Even a quick moment of carelessness can cost airline passengers their portable luggage, as thieves can take quick action when the owners are sleeping or going to the restroom.
On June 12 a popular Vietnamese singer posted on her Facebook page that she had her portable luggage stolen during a flight from Brussels from Bangkok.
The thieves emptied the handbag that she had kept under her feet during the flight, the singer wrote.
Fortunately, since she had experienced theft during a flight before, the singer only had some money in the bag, and thus the financial damage was not big, she said.
“My cell phone, purse, and passport are safe, but the money is gone,” she wrote.
The singer also said her little sister and several other passengers on the same flight had belongings stolen.
On April 19, three passengers fell prey to thieves during their flight from Singapore to Cambodia.
Shortly after their Silk Air flight, coded MI 602, landed at Phnom Penh International Airport, three Singaporean passengers discovered that they had lost more than $3,000, according to The New Paper.
Two Chinese nationals were suspected, according to eyewitnesses, but a search conducted by Cambodian police later found nothing on them.
However, Xu Chang Kai, 47, of Chinese nationality, was later arrested and charged with the theft on May 1, The New Paper said.
Chinese nationals dominate the list of thieves and suspects on the recently reported airplane cases.
For instance, two Chinese men allegedly stole money and other assets from passengers on a Vietnam Airlines flight on October 29, 2012 by rummaging through their luggage.
The two men repeatedly walked up and down the aisle and searched the portable luggage of other passengers, according to one of the passengers on flight VN593 from Hong Kong to Hanoi.
The eyewitness said the Chinese men took advantage of the fact that most of the passengers had fallen asleep during the long five-hour flight, and “even opened some of the bags.”

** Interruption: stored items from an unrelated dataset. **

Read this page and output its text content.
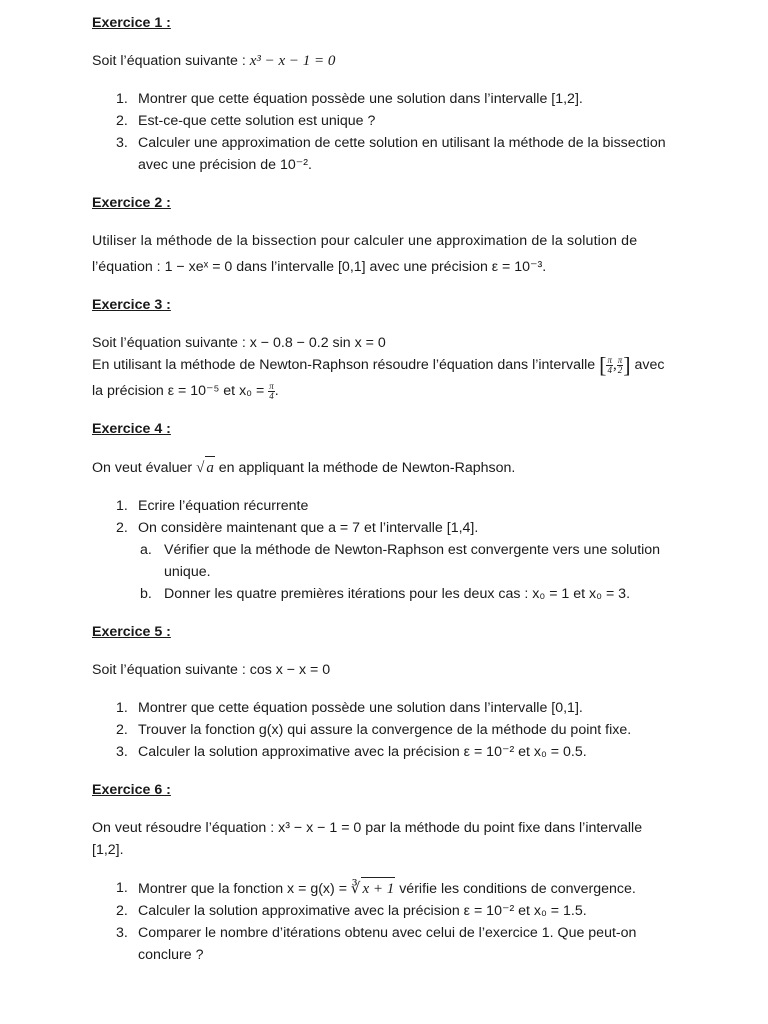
Exercice 1 :

Soit l’équation suivante : x³ − x − 1 = 0

1. Montrer que cette équation possède une solution dans l’intervalle [1,2].
2. Est-ce-que cette solution est unique ?
3. Calculer une approximation de cette solution en utilisant la méthode de la bissection
avec une précision de 10⁻².

Exercice 2 :

Utiliser la méthode de la bissection pour calculer une approximation de la solution de

l’équation : 1 − xeˣ = 0 dans l’intervalle [0,1] avec une précision ε = 10⁻³.

Exercice 3 :

Soit l’équation suivante : x − 0.8 − 0.2 sin x = 0

En utilisant la méthode de Newton-Raphson résoudre l’équation dans l’intervalle [ $\frac{\pi}{4}$ , $\frac{\pi}{2}$ ] avec

la précision ε = 10⁻⁵ et $x_0 = \frac{\pi}{4}$ .

Exercice 4 :

On veut évaluer √ a en appliquant la méthode de Newton-Raphson.

1. Ecrire l’équation récurrente
2. On considère maintenant que a = 7 et l’intervalle [1,4].
a. Vérifier que la méthode de Newton-Raphson est convergente vers une solution
unique.
b. Donner les quatre premières itérations pour les deux cas : x₀ = 1 et x₀ = 3.

Exercice 5 :

Soit l’équation suivante : cos x − x = 0

1. Montrer que cette équation possède une solution dans l’intervalle [0,1].
2. Trouver la fonction g(x) qui assure la convergence de la méthode du point fixe.
3. Calculer la solution approximative avec la précision ε = 10⁻² et x₀ = 0.5.

Exercice 6 :

On veut résoudre l’équation : x³ − x − 1 = 0 par la méthode du point fixe dans l’intervalle

[1,2].

1. Montrer que la fonction x = g(x) = ∛ x + 1 vérifie les conditions de convergence.
2. Calculer la solution approximative avec la précision ε = 10⁻² et x₀ = 1.5.
3. Comparer le nombre d’itérations obtenu avec celui de l’exercice 1. Que peut-on
conclure ?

A Japanese passenger in seat 32C said he lost thousands of US dollars, but Noi Bai police could not find the money on the Chinese men upon their arrival.
The Chinese nationals were asked to return to Hong Kong on October 30, police said.
Elsewhere, in Singapore, local police told AFP on May 29, 2012 that the in-flight thefts are believed to be conducted by a Chinese crime syndicate.
Eighteen reports about in-flight thefts were filed in 2012, AFP quoted Sam Tee, head of the airport police division, as saying.
Tee told AFP that the thieves usually work in groups of three to four individuals per flight.
“They strike during boarding, or in-flight when passengers are asleep or using the toilets.
“Their goal is to steal cash which has been kept by passengers inside their travel or laptop bags stowed in the overhead compartments of the aircraft.”
In April 2012, Singapore jailed Fu Xinping, a Chinese national, for four weeks for stealing $800 and HK$3,000 ($386) from a fellow Chinese national’s bag on a Hong Kong-bound Singapore Airlines flight, according to AFP.